AI Moves Oncology Toward Experimentally Validated, Patient-specific Insights
AI has transformed what we can predict in medicine. But prediction is still not the same thing as truth, and cancer is where that distinction matters most.
Most AI in oncology today is trained the same way modern LLMs are trained: massive datasets, historical outcomes, and statistical pattern recognition. These models can generate impressive probabilities, response likelihoods, risk scores, survival curves, and “best next treatments.” But they are still making educated guesses based on what happened to other people.
That approach has powered progress, but it has a ceiling. Cancer isn’t language. Biology is not interchangeable. A patient isn’t an average. Even the best model can’t fully predict how a living tumor will respond inside a specific human body, shaped by unique biology, previous treatments, and evolving disease.
This is where functional precision medicine changes everything. Instead of asking AI to guess what should work, we give AI real patient-specific evidence to interpret. When a patient’s live tumor cells are tested against hundreds of FDA-approved therapies, we generate something oncology rarely gets: experimentally validated truth.
Now AI can do what it’s best at, detecting patterns, ranking options, interpreting complex multidimensional data, without pretending population averages apply to one individual. AI becomes the accelerator of truth, not the generator of assumptions.
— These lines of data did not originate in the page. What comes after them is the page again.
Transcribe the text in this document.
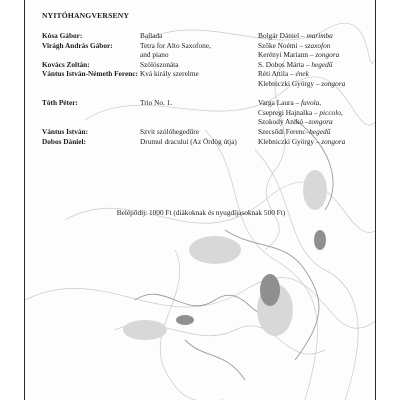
NYITÓHANGVERSENY
Kósa Gábor:	Ballada	Bolgár Dániel – marimba
Virágh András Gábor:	Tetra for Alto Saxofone,	Szőke Noémi – szaxofon
and piano	Kerényi Mariann – zongora
Kovács Zoltán:	Szólószonáta	S. Dobos Márta – hegedű
Vántus István-Németh Ferenc: Kvá király szerelme	Réti Attila – ének
Klebniczki György – zongora
Tóth Péter:	Trio No. 1.	Varga Laura – fuvola,
Csepregi Hajnalka – piccolo,
Szokody Anikó –zongora
Vántus István:	Szvit szólóhegedűre	Szecsődi Ferenc–hegedű
Dobos Dániel:	Drumul dracului (Az Ördög útja)	Klebniczki György – zongora
Belépődíj: 1000 Ft (diákoknak és nyugdíjasoknak 500 Ft)
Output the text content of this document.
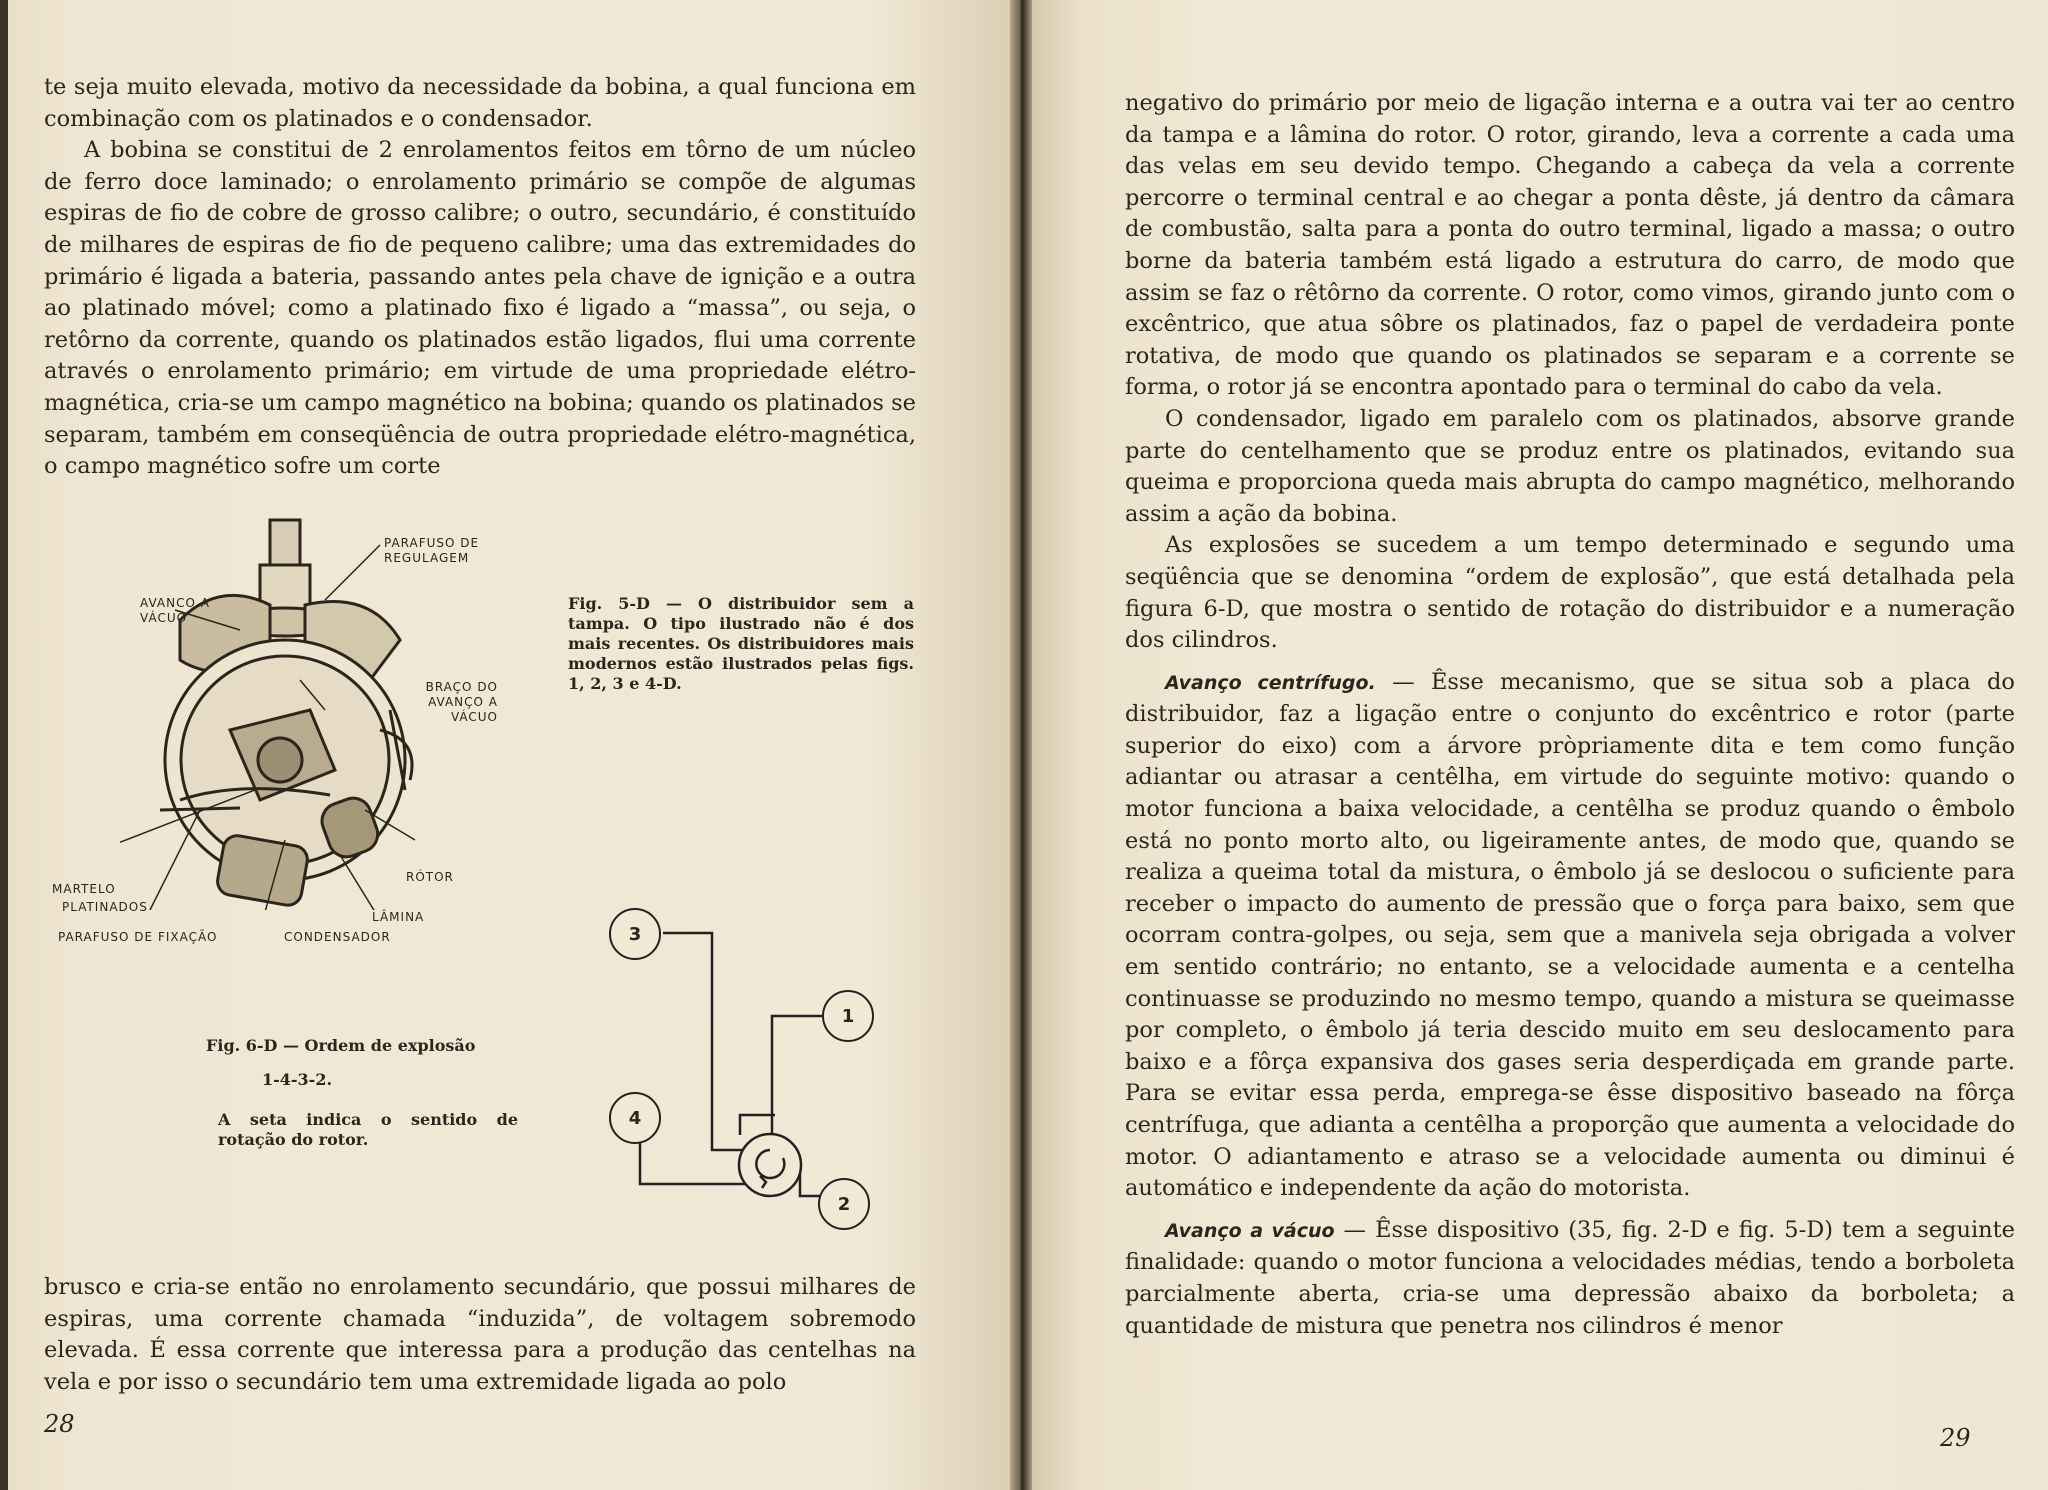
te seja muito elevada, motivo da necessidade da bobina, a qual funciona em combinação com os platinados e o condensador.

A bobina se constitui de 2 enrolamentos feitos em tôrno de um núcleo de ferro doce laminado; o enrolamento primário se compõe de algumas espiras de fio de cobre de grosso calibre; o outro, secundário, é constituído de milhares de espiras de fio de pequeno calibre; uma das extremidades do primário é ligada a bateria, passando antes pela chave de ignição e a outra ao platinado móvel; como a platinado fixo é ligado a “massa”, ou seja, o retôrno da corrente, quando os platinados estão ligados, flui uma corrente através o enrolamento primário; em virtude de uma propriedade elétro-magnética, cria-se um campo magnético na bobina; quando os platinados se separam, também em conseqüência de outra propriedade elétro-magnética, o campo magnético sofre um corte

PARAFUSO DE REGULAGEM
AVANCO A VÁCUO
BRAÇO DO AVANÇO A VÁCUO
RÓTOR
MARTELO
PLATINADOS
LÂMINA
PARAFUSO DE FIXAÇÃO	CONDENSADOR
Fig. 5-D — O distribuidor sem a tampa. O tipo ilustrado não é dos mais recentes. Os distribuidores mais modernos estão ilustrados pelas figs. 1, 2, 3 e 4-D.
3
1
4
2
Fig. 6-D — Ordem de explosão
1-4-3-2.
A seta indica o sentido de rotação do rotor.

brusco e cria-se então no enrolamento secundário, que possui milhares de espiras, uma corrente chamada “induzida”, de voltagem sobremodo elevada. É essa corrente que interessa para a produção das centelhas na vela e por isso o secundário tem uma extremidade ligada ao polo

28

negativo do primário por meio de ligação interna e a outra vai ter ao centro da tampa e a lâmina do rotor. O rotor, girando, leva a corrente a cada uma das velas em seu devido tempo. Chegando a cabeça da vela a corrente percorre o terminal central e ao chegar a ponta dêste, já dentro da câmara de combustão, salta para a ponta do outro terminal, ligado a massa; o outro borne da bateria também está ligado a estrutura do carro, de modo que assim se faz o rêtôrno da corrente. O rotor, como vimos, girando junto com o excêntrico, que atua sôbre os platinados, faz o papel de verdadeira ponte rotativa, de modo que quando os platinados se separam e a corrente se forma, o rotor já se encontra apontado para o terminal do cabo da vela.

O condensador, ligado em paralelo com os platinados, absorve grande parte do centelhamento que se produz entre os platinados, evitando sua queima e proporciona queda mais abrupta do campo magnético, melhorando assim a ação da bobina.

As explosões se sucedem a um tempo determinado e segundo uma seqüência que se denomina “ordem de explosão”, que está detalhada pela figura 6-D, que mostra o sentido de rotação do distribuidor e a numeração dos cilindros.

Avanço centrífugo. — Êsse mecanismo, que se situa sob a placa do distribuidor, faz a ligação entre o conjunto do excêntrico e rotor (parte superior do eixo) com a árvore pròpriamente dita e tem como função adiantar ou atrasar a centêlha, em virtude do seguinte motivo: quando o motor funciona a baixa velocidade, a centêlha se produz quando o êmbolo está no ponto morto alto, ou ligeiramente antes, de modo que, quando se realiza a queima total da mistura, o êmbolo já se deslocou o suficiente para receber o impacto do aumento de pressão que o força para baixo, sem que ocorram contra-golpes, ou seja, sem que a manivela seja obrigada a volver em sentido contrário; no entanto, se a velocidade aumenta e a centelha continuasse se produzindo no mesmo tempo, quando a mistura se queimasse por completo, o êmbolo já teria descido muito em seu deslocamento para baixo e a fôrça expansiva dos gases seria desperdiçada em grande parte. Para se evitar essa perda, emprega-se êsse dispositivo baseado na fôrça centrífuga, que adianta a centêlha a proporção que aumenta a velocidade do motor. O adiantamento e atraso se a velocidade aumenta ou diminui é automático e independente da ação do motorista.

Avanço a vácuo — Êsse dispositivo (35, fig. 2-D e fig. 5-D) tem a seguinte finalidade: quando o motor funciona a velocidades médias, tendo a borboleta parcialmente aberta, cria-se uma depressão abaixo da borboleta; a quantidade de mistura que penetra nos cilindros é menor

29
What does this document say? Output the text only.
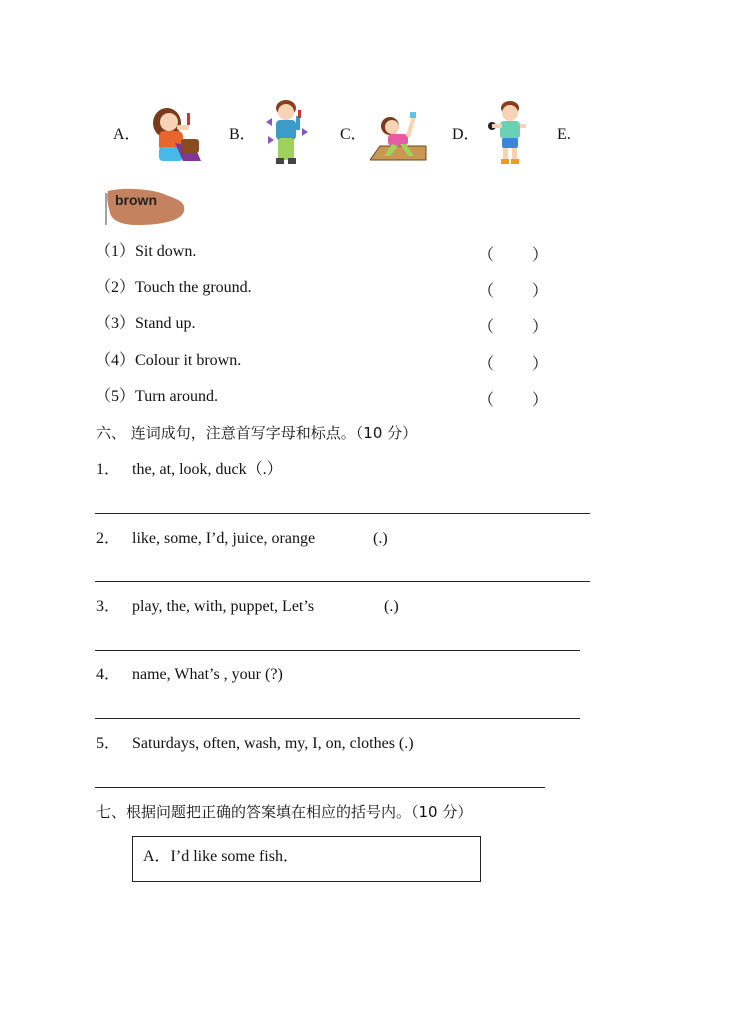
A．	B．	C．	D．	E.
brown
（1）Sit down.	（ ）
（2）Touch the ground.	（ ）
（3）Stand up.	（ ）
（4）Colour it brown.	（ ）
（5）Turn around.	（ ）
六、 连词成句，注意首写字母和标点。（10 分）
1． the, at, look, duck（.）
2． like, some, I’d, juice, orange	(.)
3． play, the, with, puppet, Let’s	(.)
4． name, What’s , your (?)
5． Saturdays, often, wash, my, I, on, clothes (.)
七、根据问题把正确的答案填在相应的括号内。（10 分）
A．I’d like some fish．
That’s the shift from probabilistic medicine to experimentally grounded medicine. Not AI replacing doctors. Not AI replacing biology. But AI working with biology, measuring how the cancer actually behaves, and turning that behavior into actionable insights where the doctor uses that information to make data-informed decisions.
This is not science fiction. It’s happening right now. Patients are being treated. Lives are being saved today. The future of oncology will belong to platforms that stop guessing and start measuring, then use AI to scale it to every patient.
Cancer care is still running on averages, but that era is ending. The tools exist today to move beyond probability and into proof. The next leap in oncology won’t come from one magical algorithm. It will come from biology, technology, and AI working in harmony at the individual level, so every patient becomes their own source of truth.